Malgré mes certitudes préalables, la confession de Marina, la confirmation  d’apprendre de la bouche d’une récente victime que mon géniteur était bien l’agresseur de jeunes filles me rendait malade, j’avais longuement réfléchi avant de prendre ma décision. Cette fois je ne pouvais reculer, je vais lui dire tout le mal que je pense d’actes que je considère comme criminels.

La réaction du coupable était différente de celle prévue, à peine gêné, il tentait de justifier ses agressions.

- Et que comptes-tu faire, maintenant que tu es au courant? me dénoncer à la maréchaussée, scier la branche sur laquelle tu es confortablement assis? tu veux que je te fasse un aveu puisque nous en sommes à l’heure des  grands déballages, l’incendiaire de la scierie a été identifié, il s’agit d’un personne de notre entourage, très proche de nous... Odette Delanaud, cette naïve a cru qu’elle pourrait tromper les enquêteurs, c’était sans compter sur la pugnacité d’un jeune loup aux dents longues, ce morveux d’inspecteur des assurances, et sur la curiosité d’un vulgaire pompier de village.

- Elle a avoué elle aussi.

- Oui, nous avons une qualité chez les Delanaud, nous acceptons de prendre nos responsabilités, prends en de la graine mon ami.

- Elle t’a également avoué ses malversations ?

- Que dis-tu ? tu emploies de mots dont tu ignores le sens exact, consulte un peu les dictionnaires au moins.

- Détourner du beau parquet de chêne et le vendre au noir, comment appelles-tu cet acte ?

Mon père avait eu un sursaut imperceptible pour un profane, un léger mouvement de la bouche que j’avais décelé, j’attendais qu’il effectue la pirouette dont il a le secret.

- Tu es devenu fou Frédéric, si ta tante agit ainsi c’est pour éviter d’avoir des bénéfices trop importants, de payer des impôts inutiles, il serait temps que  je te mette au courant de certaines pratiques en cours dans notre entreprise comme dans d’autres d’ailleurs, nous n’avons pas l’apanage  des retenues   directes à la source. En tout cas, bravo pour ta perspicacité, je souhaite que tu sois aussi performant quand tu seras à la tête de notre usine, disons dans une petite vingtaine d’années.
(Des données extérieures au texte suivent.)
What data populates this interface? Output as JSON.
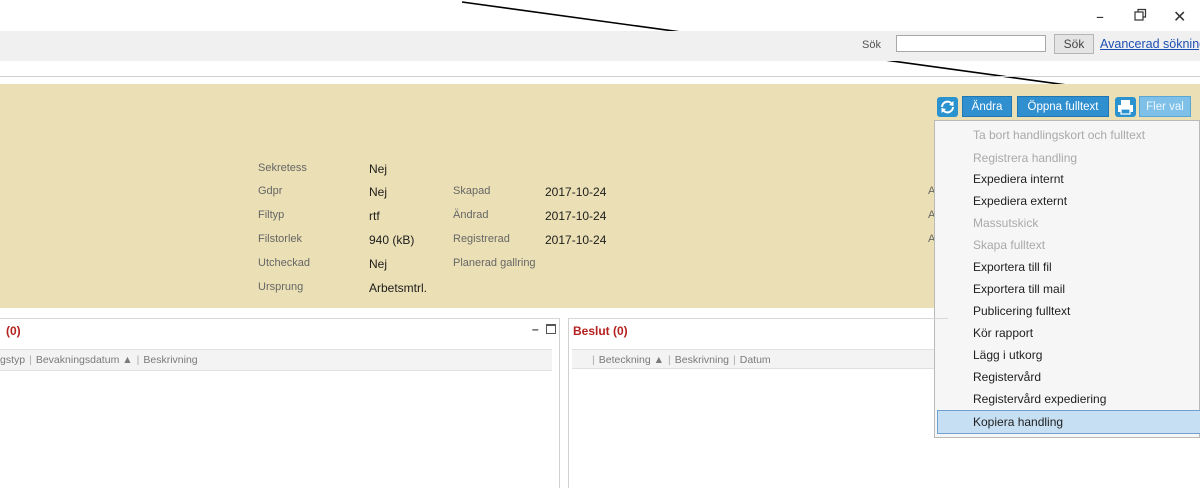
{
  "window": {
    "minimize_icon": "minimize-icon",
    "restore_icon": "restore-icon",
    "close_icon": "close-icon"
  },
  "search": {
    "label": "Sök",
    "button": "Sök",
    "advanced_link": "Avancerad sökning",
    "value": ""
  },
  "toolbar": {
    "andra": "Ändra",
    "oppna_fulltext": "Öppna fulltext",
    "fler_val": "Fler val"
  },
  "metadata": {
    "col1": [
      {
        "label": "Sekretess",
        "value": "Nej"
      },
      {
        "label": "Gdpr",
        "value": "Nej"
      },
      {
        "label": "Filtyp",
        "value": "rtf"
      },
      {
        "label": "Filstorlek",
        "value": "940 (kB)"
      },
      {
        "label": "Utcheckad",
        "value": "Nej"
      },
      {
        "label": "Ursprung",
        "value": "Arbetsmtrl."
      }
    ],
    "col2": [
      {
        "label": "Skapad",
        "value": "2017-10-24"
      },
      {
        "label": "Ändrad",
        "value": "2017-10-24"
      },
      {
        "label": "Registrerad",
        "value": "2017-10-24"
      },
      {
        "label": "Planerad gallring",
        "value": ""
      }
    ],
    "cut_label": "A"
  },
  "menu": {
    "items": [
      {
        "label": "Ta bort handlingskort och fulltext",
        "enabled": false
      },
      {
        "label": "Registrera handling",
        "enabled": false
      },
      {
        "label": "Expediera internt",
        "enabled": true
      },
      {
        "label": "Expediera externt",
        "enabled": true
      },
      {
        "label": "Massutskick",
        "enabled": false
      },
      {
        "label": "Skapa fulltext",
        "enabled": false
      },
      {
        "label": "Exportera till fil",
        "enabled": true
      },
      {
        "label": "Exportera till mail",
        "enabled": true
      },
      {
        "label": "Publicering fulltext",
        "enabled": true
      },
      {
        "label": "Kör rapport",
        "enabled": true
      },
      {
        "label": "Lägg i utkorg",
        "enabled": true
      },
      {
        "label": "Registervård",
        "enabled": true
      },
      {
        "label": "Registervård expediering",
        "enabled": true
      },
      {
        "label": "Kopiera handling",
        "enabled": true,
        "highlighted": true
      }
    ]
  },
  "left_panel": {
    "title": "(0)",
    "columns": [
      "gstyp",
      "Bevakningsdatum ▲",
      "Beskrivning"
    ],
    "minimize": "–"
  },
  "right_panel": {
    "title": "Beslut (0)",
    "columns": [
      "Beteckning ▲",
      "Beskrivning",
      "Datum"
    ]
  },
  "colors": {
    "panel_bg": "#ebe0b5",
    "accent_blue": "#2f8fcf",
    "title_red": "#b52020"
  }
}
- Mais pourquoi de tels agissements maintenant, Gabriel m’affirme qu’ils sont récents, qu’avant il n’avait rien remarqué?
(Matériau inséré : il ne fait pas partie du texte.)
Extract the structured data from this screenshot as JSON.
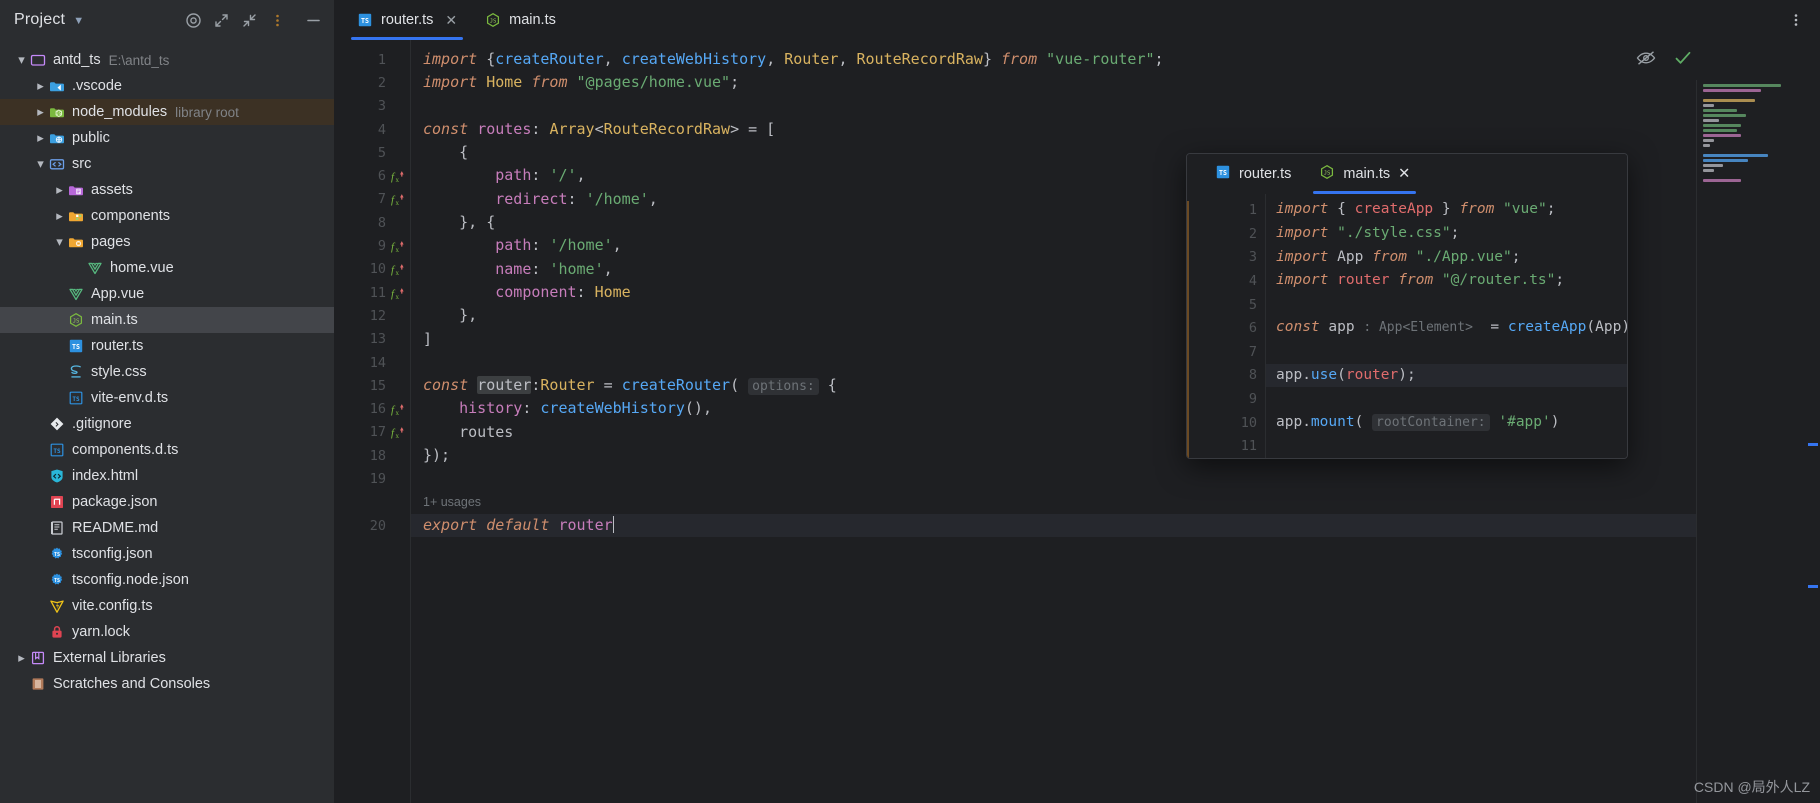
{
  "sidebar": {
    "title": "Project",
    "toolbar_icons": [
      "target-icon",
      "expand-icon",
      "collapse-icon",
      "more-vertical-icon",
      "minimize-icon"
    ],
    "tree": [
      {
        "label": "antd_ts",
        "sub": "E:\\antd_ts",
        "arrow": "down",
        "icon": "folder-module-icon",
        "indent": 0,
        "state": ""
      },
      {
        "label": ".vscode",
        "sub": "",
        "arrow": "right",
        "icon": "folder-vscode-icon",
        "indent": 1,
        "state": ""
      },
      {
        "label": "node_modules",
        "sub": "library root",
        "arrow": "right",
        "icon": "folder-node-icon",
        "indent": 1,
        "state": "sel-brown"
      },
      {
        "label": "public",
        "sub": "",
        "arrow": "right",
        "icon": "folder-web-icon",
        "indent": 1,
        "state": ""
      },
      {
        "label": "src",
        "sub": "",
        "arrow": "down",
        "icon": "folder-source-icon",
        "indent": 1,
        "state": ""
      },
      {
        "label": "assets",
        "sub": "",
        "arrow": "right",
        "icon": "folder-assets-icon",
        "indent": 2,
        "state": ""
      },
      {
        "label": "components",
        "sub": "",
        "arrow": "right",
        "icon": "folder-components-icon",
        "indent": 2,
        "state": ""
      },
      {
        "label": "pages",
        "sub": "",
        "arrow": "down",
        "icon": "folder-pages-icon",
        "indent": 2,
        "state": ""
      },
      {
        "label": "home.vue",
        "sub": "",
        "arrow": "none",
        "icon": "vue-file-icon",
        "indent": 3,
        "state": ""
      },
      {
        "label": "App.vue",
        "sub": "",
        "arrow": "none",
        "icon": "vue-file-icon",
        "indent": 2,
        "state": ""
      },
      {
        "label": "main.ts",
        "sub": "",
        "arrow": "none",
        "icon": "node-js-file-icon",
        "indent": 2,
        "state": "sel-blue"
      },
      {
        "label": "router.ts",
        "sub": "",
        "arrow": "none",
        "icon": "typescript-file-icon",
        "indent": 2,
        "state": ""
      },
      {
        "label": "style.css",
        "sub": "",
        "arrow": "none",
        "icon": "css-file-icon",
        "indent": 2,
        "state": ""
      },
      {
        "label": "vite-env.d.ts",
        "sub": "",
        "arrow": "none",
        "icon": "typescript-dts-file-icon",
        "indent": 2,
        "state": ""
      },
      {
        "label": ".gitignore",
        "sub": "",
        "arrow": "none",
        "icon": "git-file-icon",
        "indent": 1,
        "state": ""
      },
      {
        "label": "components.d.ts",
        "sub": "",
        "arrow": "none",
        "icon": "typescript-dts-file-icon",
        "indent": 1,
        "state": ""
      },
      {
        "label": "index.html",
        "sub": "",
        "arrow": "none",
        "icon": "html-file-icon",
        "indent": 1,
        "state": ""
      },
      {
        "label": "package.json",
        "sub": "",
        "arrow": "none",
        "icon": "npm-file-icon",
        "indent": 1,
        "state": ""
      },
      {
        "label": "README.md",
        "sub": "",
        "arrow": "none",
        "icon": "markdown-file-icon",
        "indent": 1,
        "state": ""
      },
      {
        "label": "tsconfig.json",
        "sub": "",
        "arrow": "none",
        "icon": "tsconfig-file-icon",
        "indent": 1,
        "state": ""
      },
      {
        "label": "tsconfig.node.json",
        "sub": "",
        "arrow": "none",
        "icon": "tsconfig-file-icon",
        "indent": 1,
        "state": ""
      },
      {
        "label": "vite.config.ts",
        "sub": "",
        "arrow": "none",
        "icon": "vite-file-icon",
        "indent": 1,
        "state": ""
      },
      {
        "label": "yarn.lock",
        "sub": "",
        "arrow": "none",
        "icon": "lock-file-icon",
        "indent": 1,
        "state": ""
      },
      {
        "label": "External Libraries",
        "sub": "",
        "arrow": "right",
        "icon": "libraries-icon",
        "indent": 0,
        "state": ""
      },
      {
        "label": "Scratches and Consoles",
        "sub": "",
        "arrow": "none",
        "icon": "scratches-icon",
        "indent": 0,
        "state": ""
      }
    ]
  },
  "editor": {
    "tabs": [
      {
        "label": "router.ts",
        "icon": "typescript-file-icon",
        "active": true,
        "closable": true
      },
      {
        "label": "main.ts",
        "icon": "node-js-file-icon",
        "active": false,
        "closable": false
      }
    ],
    "more_icon": "more-vertical-icon",
    "inspection_icons": [
      "eye-off-icon",
      "checkmark-ok-icon"
    ],
    "usage_hint": "1+ usages",
    "line_numbers": [
      "1",
      "2",
      "3",
      "4",
      "5",
      "6",
      "7",
      "8",
      "9",
      "10",
      "11",
      "12",
      "13",
      "14",
      "15",
      "16",
      "17",
      "18",
      "19",
      "20"
    ],
    "modified_lines": [
      6,
      7,
      9,
      10,
      11,
      16,
      17
    ],
    "code_lines": [
      "import {createRouter, createWebHistory, Router, RouteRecordRaw} from \"vue-router\";",
      "import Home from \"@pages/home.vue\";",
      "",
      "const routes: Array<RouteRecordRaw> = [",
      "    {",
      "        path: '/',",
      "        redirect: '/home',",
      "    }, {",
      "        path: '/home',",
      "        name: 'home',",
      "        component: Home",
      "    },",
      "]",
      "",
      "const router:Router = createRouter( options: {",
      "    history: createWebHistory(),",
      "    routes",
      "});",
      "",
      "export default router"
    ],
    "inlay_hints": [
      {
        "line": 15,
        "text": "options:"
      }
    ]
  },
  "popup": {
    "tabs": [
      {
        "label": "router.ts",
        "icon": "typescript-file-icon",
        "active": false,
        "closable": false
      },
      {
        "label": "main.ts",
        "icon": "node-js-file-icon",
        "active": true,
        "closable": true
      }
    ],
    "line_numbers": [
      "1",
      "2",
      "3",
      "4",
      "5",
      "6",
      "7",
      "8",
      "9",
      "10",
      "11"
    ],
    "caret_line": 8,
    "code_lines": [
      "import { createApp } from \"vue\";",
      "import \"./style.css\";",
      "import App from \"./App.vue\";",
      "import router from \"@/router.ts\";",
      "",
      "const app : App<Element>  = createApp(App);",
      "",
      "app.use(router);",
      "",
      "app.mount( rootContainer: '#app')",
      ""
    ],
    "inlay_hints": [
      {
        "line": 6,
        "text": ": App<Element>"
      },
      {
        "line": 10,
        "text": "rootContainer:"
      }
    ]
  },
  "watermark": "CSDN @局外人LZ",
  "colors": {
    "accent": "#3574f0",
    "bg_editor": "#1e1f22",
    "bg_panel": "#2b2d30",
    "selection_blue": "#43454a",
    "selection_brown": "#3c3124",
    "keyword": "#cf8e6d",
    "string": "#6aab73",
    "function": "#56a8f5",
    "property": "#c77dbb",
    "class": "#d9b360",
    "text": "#bcbec4",
    "line_number": "#4f5256",
    "hint": "#6e7378"
  }
}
- Petit curieux, autant tout te dire, auparavant, c’était dans le secteur des grumes que nous arrivions à récolter un peu d’argent liquide, c’était mon domaine, à présent les échanges se font par chèques, virements bancaires, la  surveillance est effective à tous les niveaux, les agents des Eaux et forêts régentent, réglementent, les risques sont trop importants, d’où un déplacement de cette obligation vers le parquet. Car c’est une obligation monsieur le redresseur de torts, nous avons subi un contrôle fiscal en 54,  et, crois-moi, les polyvalents n’y pas allés avec le dos de la cuillère, ce sont des louches qu’ils utilisaient, heureusement, grâce à nos relations  nous avons réussi à trouver un compromis. A l’avenir, ce sera encore plus sévère, je me demande si des maisons telles que la nôtre résisteront aux pressions fiscales, confrontées qu’elles sont à un marché déséquilibré tant au point de vue des achats qu’au niveau de la vente...et  Gabriel est au courant ? tu vois petit merdeux où peuvent nous mener tes conneries, heureusement, Gabriel est un homme discret, un autre que lui pourrait nous occasionner de sérieux ennuis, aller jusqu’au chantage.
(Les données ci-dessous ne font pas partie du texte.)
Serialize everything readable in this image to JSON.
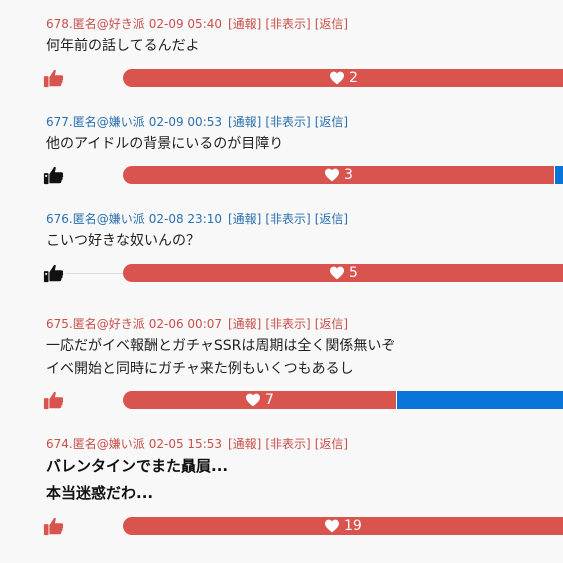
{
  "comments": [
    {
      "number": "678.",
      "author": "匿名@好き派",
      "date": "02-09 05:40",
      "actions": [
        "[通報]",
        "[非表示]",
        "[返信]"
      ],
      "lines": [
        "何年前の話してるんだよ"
      ],
      "likes": "2",
      "like_ratio": 1.0,
      "stance": "like",
      "bold": false
    },
    {
      "number": "677.",
      "author": "匿名@嫌い派",
      "date": "02-09 00:53",
      "actions": [
        "[通報]",
        "[非表示]",
        "[返信]"
      ],
      "lines": [
        "他のアイドルの背景にいるのが目障り"
      ],
      "likes": "3",
      "like_ratio": 0.98,
      "stance": "dislike",
      "bold": false
    },
    {
      "number": "676.",
      "author": "匿名@嫌い派",
      "date": "02-08 23:10",
      "actions": [
        "[通報]",
        "[非表示]",
        "[返信]"
      ],
      "lines": [
        "こいつ好きな奴いんの？"
      ],
      "likes": "5",
      "like_ratio": 1.0,
      "stance": "dislike",
      "bold": false
    },
    {
      "number": "675.",
      "author": "匿名@好き派",
      "date": "02-06 00:07",
      "actions": [
        "[通報]",
        "[非表示]",
        "[返信]"
      ],
      "lines": [
        "一応だがイベ報酬とガチャSSRは周期は全く関係無いぞ",
        "イベ開始と同時にガチャ来た例もいくつもあるし"
      ],
      "likes": "7",
      "like_ratio": 0.62,
      "stance": "like",
      "bold": false
    },
    {
      "number": "674.",
      "author": "匿名@嫌い派",
      "date": "02-05 15:53",
      "actions": [
        "[通報]",
        "[非表示]",
        "[返信]"
      ],
      "lines": [
        "バレンタインでまた贔屓...",
        "本当迷惑だわ..."
      ],
      "likes": "19",
      "like_ratio": 1.0,
      "stance": "like",
      "bold": true
    }
  ],
  "colors": {
    "like_red": "#d9534f",
    "dislike_blue": "#0a75d8",
    "author_like": "#c9504a",
    "author_dislike": "#2a6fb0"
  },
  "icons": {
    "vote": "thumbs-up-icon",
    "count": "heart-icon"
  }
}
Ce mélange de mots vulgaires et de phrases alambiquées est inhabituel chez mon géniteur, c’est la preuve d'un profond trouble. Mais oui pédégé, tu ignorais que ta frangine piquait du fric de cette façon, je sens que les règlements de compte montent à l’horizon, je n’assisterais pas au gros de l’orage qui va se dérouler en comité restreint, mais les soubresauts seront apparents.